After 28 years working as a Deputy in Wyoming’s Sublette County, Gene Bryson retired from law enforcement because of a new dress code. Sublette County Sheriff Stephen Haskell implemented the new dress code after he took over as sheriff.
The new code bans deputies from wearing cowboy hats and boots, even though Haskell admitted that he likes to dress in the western style. Deputies now must wear black pants and boots, a tan shirt and a black cap. Haskell told the Casper Star-Tribune, “'I'm very much for the Western way of life and the look. And that's the way I dress.” He continued, “However, for a professional outfit . . . I like everybody to look the same. We are one team unified in one purpose. That is to do our job.”
Deputy Gene Bryson, 70, felt the change was extreme enough to warrant retiring. He has worked 40 years in law enforcement and has worn a brown cowboy hat, brown cowboy boots and a leather or wool vest, depending on the season. Bryson told the Star-Tribune, “I am not going to change. I've been here for 40-odd years in the sheriff's office, and I'm not going to go out and buy combat boots and throw my vest and hat away and say, 'This is the new me.'”
Haskell, 53, has only worked in law enforcement for three years but feels the change is necessary to ensure the safety of his deputies. In his reasoning he included that cowboy boots can be slippery on ice and cowboy hats can easily blow away in the wind. He said, “I’d rather my deputies were concerned with their safety and the safety of the public than trying to chase down a fly-away cowboy hat.”
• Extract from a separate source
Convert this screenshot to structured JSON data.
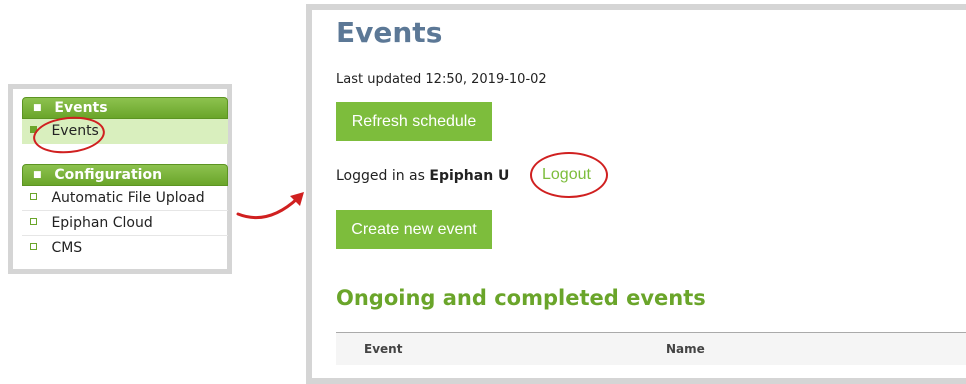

Bryson told the newspaper, “And I've had a cowboy hat on since 19. That's what looks good to me in the sheriff's department. It’s Western. It's Wyoming.” Tourists often asked for photographs with the sheriff because of his authentic western look.
Although he enjoyed his time in law enforcement, he said he will have more time to spend with his family and be able to work full time in his gun shop.
True West recently named Pinedale, which is in Sublette County, as a top ten true Western town.